The first one, is on the discontinued hematological program that I think that was mentioned during the prepared remarks. If I heard right, I think about CMML, but not certain on that. Could you just discuss why that enrollment was discontinued, and why the other hematological indications appear more promising than that one?

So Joel, as you have noticed, currently we have very good data in head and neck. We have been reporting complete responses in PTCL. We have been doing retrospective analysis on AML, we have good data in CMML. So how we have undone in the MDS, that is not the case. It is just, is a large number of opportunities and we have to set to a level of priority. I'm trying to focus our efforts in those indications that had the higher probability of success. So second, it doesn't mean that we have given up of MDS, it's just taking a lower priority versus the other indications, that it feels like they're reaching their registrational level that we have already reached in HRAS-mutant head and neck.
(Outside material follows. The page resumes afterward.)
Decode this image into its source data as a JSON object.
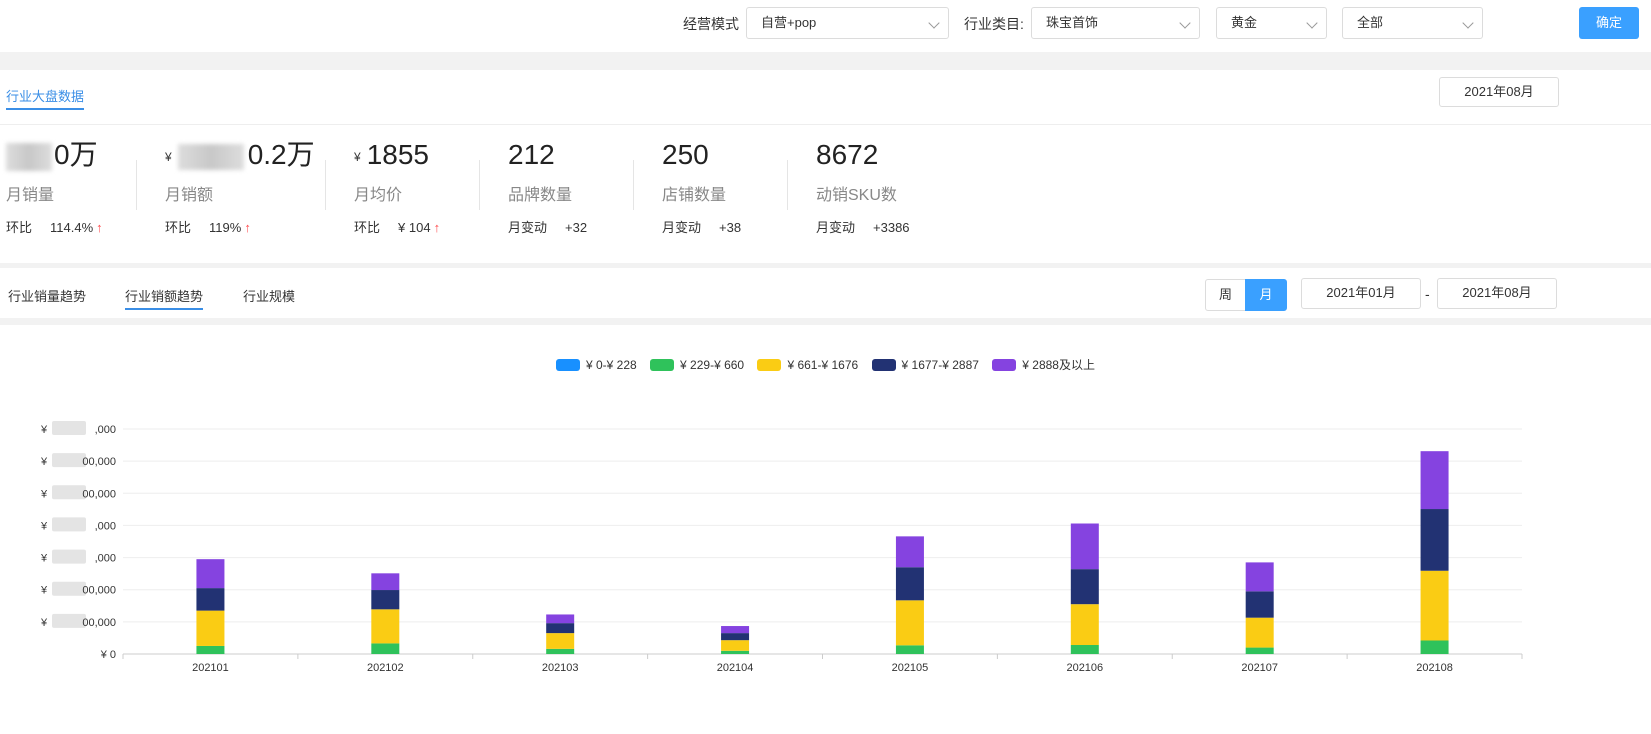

And then another question is on the lead Phase 3 program, which will be finer than HRAS head and neck. Looking at the Phase 2 data not only was there a high response rate, while we also saw long durable responses, and I'm curious how that will be taken into consideration the durability of the responses in the Phase 3 trial. We know that there needs to be 30% response rate or higher to succeed. But is there a certain durability of responses needed for the trial to be considered a success? And then you know additionally what if that 30% happens to be missed a little bit, in sort of a way that the trial could still succeed if a longer responses are repeated?

Yes, but there is nothing particular implying our duration of response in the trial. Definitely the FDA will look at that data, and we have also said so far that we are seeing fairly durable responses. That said, taking to account, what is the cycle in the second-line, so we are talking about perhaps two months progression-free survival in the second line maybe a month in the third line. The last time that we reported this data I think when we were about six months of progression-free survival. When we present at the end of the year, and again there needs to be a set as a single we are discussing potentially a small, so there will be some follow-up for the patients that we are currently enrolling with a new criteria. So we'll present an update of that data, how that compared to the last prior line of therapy and certainly we believe the FDA will take that into consideration when the future label of PP funding will be discussed.

Thank you. And I am showing no further questions at this time, I'd like to turn the call back over to Troy Wilson, President and CEO for closing remarks.

Thank you, Heather. And thank you all once again for participating in our call today. We'll be at the Cowen Healthcare Conference in Boston, next week and at the Oppenheimer Healthcare Conference in New York, the following week. We look forward to seeing a number of you there. In the meantime, if you have any additional questions, please feel free to contact Pete, Marc or myself. Thanks again and have a good evening everyone.

Ladies and gentlemen, thank you for participating in today's conference. This does conclude the program and you all may disconnect. Everyone have a wonderful day.